11.22.63 - Other Voices, Other Rooms
It's November 1st, 1960 and Jake drives through dark of night and hard of rain. Fresh from a murder to save a family of the past and a man in the future, he has to reveal his secrets to Bill Turcotte at gunpoint. Bill's balance of suspicion and paranoia, and pleading anguished hope, balances well against Jake's almost blithe resignation of such a strange situation.
It's odd seeing that first shot of the infamous Texas School Book Depository in Dallas, the building from which Lee Harvey Oswald possibly took his lethal shot at JFK. As Jake and Bill stand in the deserted road, this now is when past, present, future and potential futures seem to collide with each other.
A surprising encounter puts them on the path of Jack Ruby, the man destined to shoot Lee Harvey Oswald two days after JFK dies. This seems to be in contrast with the theme that 'time pushes back', relying too much on coincidence, and yet it still sort of works. The first sighting of Oswald though, that's all planned, if a little brief; Brief, but escalating.

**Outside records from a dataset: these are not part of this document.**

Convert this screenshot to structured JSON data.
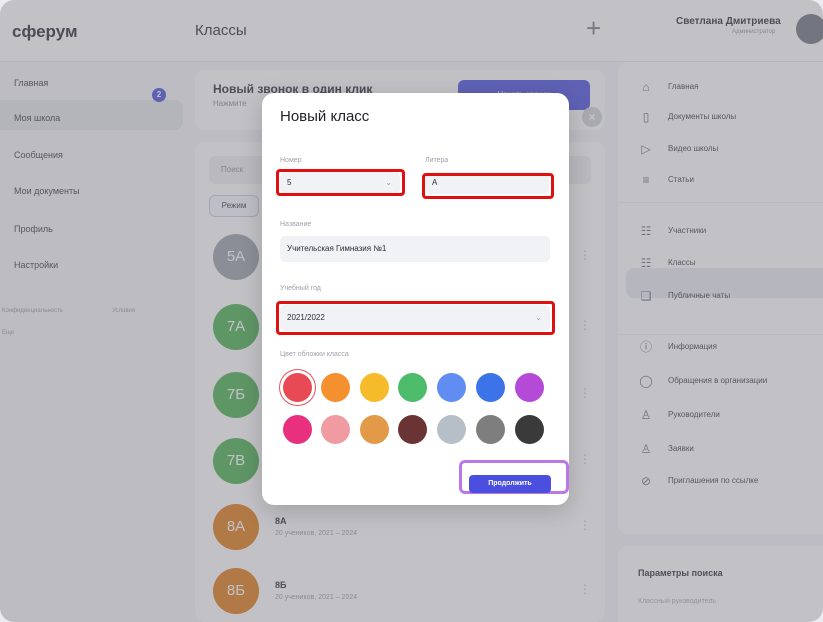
{
  "app": {
    "logo": "сферум",
    "page_title": "Классы"
  },
  "user": {
    "name": "Светлана Дмитриева",
    "role": "Администратор"
  },
  "left_nav": {
    "items": [
      {
        "label": "Главная"
      },
      {
        "label": "Моя школа"
      },
      {
        "label": "Сообщения"
      },
      {
        "label": "Мои документы"
      },
      {
        "label": "Профиль"
      },
      {
        "label": "Настройки"
      }
    ],
    "messages_badge": "2",
    "footer_links": [
      "Конфиденциальность",
      "Условия",
      "Еще"
    ]
  },
  "banner": {
    "title": "Новый звонок в один клик",
    "subtitle": "Нажмите",
    "button": "Начать звонок"
  },
  "list": {
    "search_placeholder": "Поиск",
    "filter_chip": "Режим",
    "rows": [
      {
        "initials": "5А",
        "name": "",
        "sub": "",
        "color": "#9aa0a8"
      },
      {
        "initials": "7А",
        "name": "",
        "sub": "",
        "color": "#4caf50"
      },
      {
        "initials": "7Б",
        "name": "",
        "sub": "",
        "color": "#4caf50"
      },
      {
        "initials": "7В",
        "name": "",
        "sub": "",
        "color": "#4caf50"
      },
      {
        "initials": "8А",
        "name": "8А",
        "sub": "20 учеников, 2021 – 2024",
        "color": "#e07a15"
      },
      {
        "initials": "8Б",
        "name": "8Б",
        "sub": "20 учеников, 2021 – 2024",
        "color": "#e07a15"
      }
    ]
  },
  "right_nav": {
    "items": [
      {
        "icon": "home-icon",
        "glyph": "⌂",
        "label": "Главная"
      },
      {
        "icon": "documents-icon",
        "glyph": "▯",
        "label": "Документы школы"
      },
      {
        "icon": "video-icon",
        "glyph": "▷",
        "label": "Видео школы"
      },
      {
        "icon": "article-icon",
        "glyph": "≡",
        "label": "Статьи"
      },
      {
        "icon": "members-icon",
        "glyph": "☷",
        "label": "Участники"
      },
      {
        "icon": "classes-icon",
        "glyph": "☷",
        "label": "Классы"
      },
      {
        "icon": "chats-icon",
        "glyph": "❏",
        "label": "Публичные чаты"
      },
      {
        "icon": "info-icon",
        "glyph": "ⓘ",
        "label": "Информация"
      },
      {
        "icon": "message-icon",
        "glyph": "◯",
        "label": "Обращения в организации"
      },
      {
        "icon": "person-icon",
        "glyph": "♙",
        "label": "Руководители"
      },
      {
        "icon": "person-add-icon",
        "glyph": "♙",
        "label": "Заявки"
      },
      {
        "icon": "link-icon",
        "glyph": "⊘",
        "label": "Приглашения по ссылке"
      }
    ],
    "search_params": {
      "title": "Параметры поиска",
      "sub": "Классный руководитель"
    }
  },
  "modal": {
    "title": "Новый класс",
    "number_label": "Номер",
    "number_value": "5",
    "letter_label": "Литера",
    "letter_value": "А",
    "name_label": "Название",
    "name_value": "Учительская Гимназия №1",
    "year_label": "Учебный год",
    "year_value": "2021/2022",
    "color_label": "Цвет обложки класса",
    "colors": [
      "#e84a55",
      "#f5902f",
      "#f6bb2b",
      "#4cbb6a",
      "#5f8df2",
      "#3c73e8",
      "#b54ad9",
      "#e8307f",
      "#ef9ba1",
      "#e39a48",
      "#6a3434",
      "#b6bec8",
      "#7e7e7e",
      "#3a3a3a"
    ],
    "continue_button": "Продолжить"
  }
}
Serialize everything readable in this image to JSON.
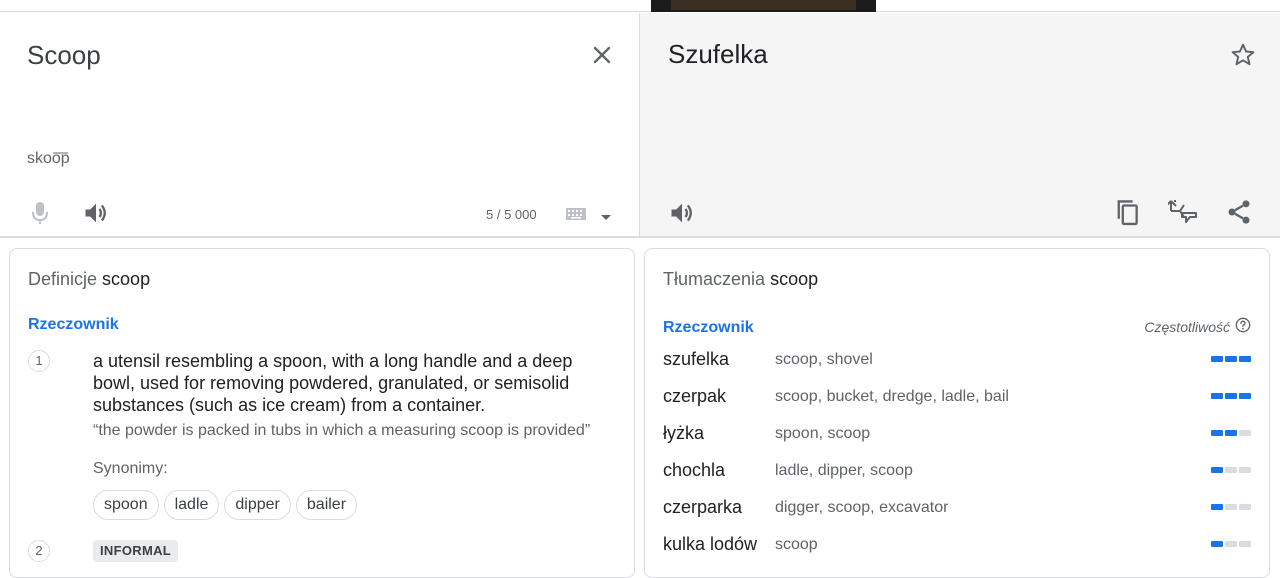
{
  "colors": {
    "accent": "#1a73e8",
    "inactive_segment": "#dadce0"
  },
  "source": {
    "text": "Scoop",
    "transliteration": "skoo͞p",
    "char_count": "5 / 5 000",
    "icons": {
      "clear": "close-icon",
      "mic": "mic-icon",
      "speaker": "volume-icon",
      "keyboard": "keyboard-icon",
      "dropdown": "caret-down-icon"
    }
  },
  "target": {
    "text": "Szufelka",
    "icons": {
      "star": "star-icon",
      "speaker": "volume-icon",
      "copy": "copy-icon",
      "feedback": "feedback-icon",
      "share": "share-icon"
    }
  },
  "definitions": {
    "title_prefix": "Definicje",
    "title_word": "scoop",
    "part_of_speech": "Rzeczownik",
    "entries": [
      {
        "number": "1",
        "text": "a utensil resembling a spoon, with a long handle and a deep bowl, used for removing powdered, granulated, or semisolid substances (such as ice cream) from a container.",
        "example": "“the powder is packed in tubs in which a measuring scoop is provided”",
        "synonyms_label": "Synonimy:",
        "synonyms": [
          "spoon",
          "ladle",
          "dipper",
          "bailer"
        ]
      },
      {
        "number": "2",
        "badge": "INFORMAL"
      }
    ]
  },
  "translations": {
    "title_prefix": "Tłumaczenia",
    "title_word": "scoop",
    "part_of_speech": "Rzeczownik",
    "frequency_label": "Częstotliwość",
    "rows": [
      {
        "word": "szufelka",
        "reverse": "scoop, shovel",
        "frequency": 3
      },
      {
        "word": "czerpak",
        "reverse": "scoop, bucket, dredge, ladle, bail",
        "frequency": 3
      },
      {
        "word": "łyżka",
        "reverse": "spoon, scoop",
        "frequency": 2
      },
      {
        "word": "chochla",
        "reverse": "ladle, dipper, scoop",
        "frequency": 1
      },
      {
        "word": "czerparka",
        "reverse": "digger, scoop, excavator",
        "frequency": 1
      },
      {
        "word": "kulka lodów",
        "reverse": "scoop",
        "frequency": 1
      }
    ]
  }
}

After establishing the situation of 1960, the narrative jumps forward to 1962. Jake is well-established as a teacher, which is where he is enchanted by Miss Sadie Dunhill, a librarian at his school. As she was one of the first people he bumped into in 1960, again we fall back into apparent coincidence, of a smoothing of the ways, with regards to the inertia of time. This though is only a small wrinkle in an otherwise well-executed episode. The misogyny and racism of the 1960s is dealt with deftly after being downplayed for a little while. Jake, a man out of time, certainly can't do this without repercussions.
The narrative maintains a good pace, the cinematography continues to be top-notch and the acting show excellent production values beyond what one might expect on TV. The nature of the episodes do mean that concepts seem to be being applied somewhat patchwork, but the general thrust continues to be sound.